Sharaf El Din Usama Abdel Azim, Salem Mona Mansour, Abdulazim Dina Ossama
Usama Abdel Azim Sharaf El Din, Department of Nephrology, School of Medicine, Cairo University, Cairo 11759, Egypt.
World J Nephrol. 2016 Sep 6;5(5):398-417. doi: 10.5527/wjn.v5.i5.398.

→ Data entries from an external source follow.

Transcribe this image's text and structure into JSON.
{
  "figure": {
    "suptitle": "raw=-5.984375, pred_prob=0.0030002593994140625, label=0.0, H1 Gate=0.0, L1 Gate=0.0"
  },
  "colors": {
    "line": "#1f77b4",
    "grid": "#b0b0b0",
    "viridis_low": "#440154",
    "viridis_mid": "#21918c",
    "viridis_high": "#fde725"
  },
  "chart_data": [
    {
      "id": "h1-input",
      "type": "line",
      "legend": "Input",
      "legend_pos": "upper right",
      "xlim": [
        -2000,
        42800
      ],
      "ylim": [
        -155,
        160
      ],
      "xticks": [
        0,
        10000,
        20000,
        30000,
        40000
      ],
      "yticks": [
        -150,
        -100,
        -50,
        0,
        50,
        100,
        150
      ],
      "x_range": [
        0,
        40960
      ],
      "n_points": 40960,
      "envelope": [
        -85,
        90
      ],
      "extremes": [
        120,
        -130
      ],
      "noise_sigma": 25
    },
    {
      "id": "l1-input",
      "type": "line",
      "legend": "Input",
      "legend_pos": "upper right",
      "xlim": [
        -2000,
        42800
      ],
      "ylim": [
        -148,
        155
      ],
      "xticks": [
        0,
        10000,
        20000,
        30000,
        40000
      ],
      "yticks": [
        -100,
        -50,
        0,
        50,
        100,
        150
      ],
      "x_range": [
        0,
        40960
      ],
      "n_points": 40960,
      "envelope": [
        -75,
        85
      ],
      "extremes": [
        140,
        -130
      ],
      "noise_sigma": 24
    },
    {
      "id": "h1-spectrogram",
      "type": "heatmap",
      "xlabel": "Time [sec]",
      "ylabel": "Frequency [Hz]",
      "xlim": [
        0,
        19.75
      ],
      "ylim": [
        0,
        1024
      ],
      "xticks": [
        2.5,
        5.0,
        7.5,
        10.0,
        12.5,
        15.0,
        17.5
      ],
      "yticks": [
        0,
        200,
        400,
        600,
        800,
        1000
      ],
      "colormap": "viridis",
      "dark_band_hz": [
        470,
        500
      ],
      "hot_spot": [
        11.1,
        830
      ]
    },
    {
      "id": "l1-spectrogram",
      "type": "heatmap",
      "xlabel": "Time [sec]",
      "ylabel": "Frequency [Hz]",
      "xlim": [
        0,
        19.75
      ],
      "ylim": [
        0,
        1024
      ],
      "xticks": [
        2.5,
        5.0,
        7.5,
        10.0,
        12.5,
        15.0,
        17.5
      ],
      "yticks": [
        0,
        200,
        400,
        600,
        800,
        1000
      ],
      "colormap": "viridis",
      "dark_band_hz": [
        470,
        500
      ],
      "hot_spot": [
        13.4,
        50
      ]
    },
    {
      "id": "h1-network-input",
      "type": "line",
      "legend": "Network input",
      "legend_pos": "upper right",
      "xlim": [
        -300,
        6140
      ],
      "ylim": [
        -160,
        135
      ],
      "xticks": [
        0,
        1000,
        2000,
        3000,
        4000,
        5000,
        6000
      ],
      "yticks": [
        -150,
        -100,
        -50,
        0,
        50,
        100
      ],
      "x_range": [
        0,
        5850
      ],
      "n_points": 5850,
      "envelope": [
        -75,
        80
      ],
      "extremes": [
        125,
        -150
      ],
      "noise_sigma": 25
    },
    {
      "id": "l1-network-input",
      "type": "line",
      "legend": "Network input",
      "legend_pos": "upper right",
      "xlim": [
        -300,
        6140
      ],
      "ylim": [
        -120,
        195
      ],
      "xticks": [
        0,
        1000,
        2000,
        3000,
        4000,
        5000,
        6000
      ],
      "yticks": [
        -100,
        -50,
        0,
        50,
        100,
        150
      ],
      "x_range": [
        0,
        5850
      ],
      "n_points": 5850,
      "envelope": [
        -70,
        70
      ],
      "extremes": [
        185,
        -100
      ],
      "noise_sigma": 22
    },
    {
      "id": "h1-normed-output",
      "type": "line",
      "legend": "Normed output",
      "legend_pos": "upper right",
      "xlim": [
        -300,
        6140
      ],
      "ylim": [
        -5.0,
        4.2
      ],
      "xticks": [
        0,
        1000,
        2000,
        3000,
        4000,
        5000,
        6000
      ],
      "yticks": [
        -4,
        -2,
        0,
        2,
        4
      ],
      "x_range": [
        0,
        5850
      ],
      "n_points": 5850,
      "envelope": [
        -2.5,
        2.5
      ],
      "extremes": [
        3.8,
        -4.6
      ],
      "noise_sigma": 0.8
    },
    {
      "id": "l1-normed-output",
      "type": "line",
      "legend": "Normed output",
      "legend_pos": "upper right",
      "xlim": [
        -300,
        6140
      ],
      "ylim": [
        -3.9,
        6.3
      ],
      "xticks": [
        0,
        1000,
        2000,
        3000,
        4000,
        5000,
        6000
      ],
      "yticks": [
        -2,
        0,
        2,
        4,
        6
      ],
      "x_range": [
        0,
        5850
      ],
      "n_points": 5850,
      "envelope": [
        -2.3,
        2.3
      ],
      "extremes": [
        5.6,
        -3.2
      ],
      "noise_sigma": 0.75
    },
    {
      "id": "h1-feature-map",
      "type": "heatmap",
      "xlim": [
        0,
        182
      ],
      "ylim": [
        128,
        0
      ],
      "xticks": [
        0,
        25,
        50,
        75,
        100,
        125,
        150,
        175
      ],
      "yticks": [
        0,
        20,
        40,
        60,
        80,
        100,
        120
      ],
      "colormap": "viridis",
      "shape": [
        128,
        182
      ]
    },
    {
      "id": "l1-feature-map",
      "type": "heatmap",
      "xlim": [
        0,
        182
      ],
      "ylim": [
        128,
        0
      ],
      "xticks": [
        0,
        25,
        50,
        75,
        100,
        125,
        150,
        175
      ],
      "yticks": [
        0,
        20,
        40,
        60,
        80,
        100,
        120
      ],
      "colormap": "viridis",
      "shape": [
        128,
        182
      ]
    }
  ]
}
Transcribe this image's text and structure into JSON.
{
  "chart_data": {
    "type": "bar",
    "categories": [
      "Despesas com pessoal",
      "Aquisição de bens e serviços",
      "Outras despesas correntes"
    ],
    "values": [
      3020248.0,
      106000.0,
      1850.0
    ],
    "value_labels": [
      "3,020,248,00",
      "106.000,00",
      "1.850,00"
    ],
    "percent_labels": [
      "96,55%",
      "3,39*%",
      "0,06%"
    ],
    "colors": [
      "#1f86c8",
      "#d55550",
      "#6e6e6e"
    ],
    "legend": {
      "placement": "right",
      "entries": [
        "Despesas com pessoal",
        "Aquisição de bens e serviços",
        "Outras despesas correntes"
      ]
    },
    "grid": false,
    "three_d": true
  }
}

Chronic kidney disease (CKD) patients are endangered with the highest mortality rate compared to other chronic diseases. Cardiovascular events account for up to 60% of the fatalities. Cardiovascular calcifications affect most of the CKD patients. Most of this calcification is related to disturbed renal phosphate handling. Fibroblast growth factor 23 and klotho deficiency were incriminated in the pathogenesis of vascular calcification through different mechanisms including their effects on endothelium and arterial wall smooth muscle cells. In addition, deficient klotho gene expression, a constant feature of CKD, promotes vascular pathology and shares in progression of the CKD. The role of gut in the etio-pathogenesis of systemic inflammation and vascular calcification is a newly discovered mechanism. This review will cover the medical history, prevalence, pathogenesis, clinical relevance, different tools used to diagnose, the ideal timing to prevent or to withhold the progression of vascular calcification and the different medications and medical procedures that can help to prolong the survival of CKD patients.
与其他慢性疾病相比,慢性肾脏病(CKD)患者面临着最高的死亡率风险。心血管事件占死亡人数的60%。心血管钙化影响大多数CKD患者。这种钙化大多与肾脏磷酸盐处理紊乱有关。成纤维细胞生长因子23和klotho缺乏通过不同机制,包括对内皮和动脉壁平滑肌细胞的影响,参与了血管钙化的发病过程。此外,klotho基因表达不足是CKD的一个常见特征,它促进血管病变并参与CKD的进展。肠道在全身炎症和血管钙化的病因发病机制中的作用是一个新发现的机制。本综述将涵盖病史、患病率、发病机制、临床相关性、用于诊断的不同工具、预防或阻止血管钙化进展的理想时机,以及有助于延长CKD患者生存期的不同药物和医疗程序。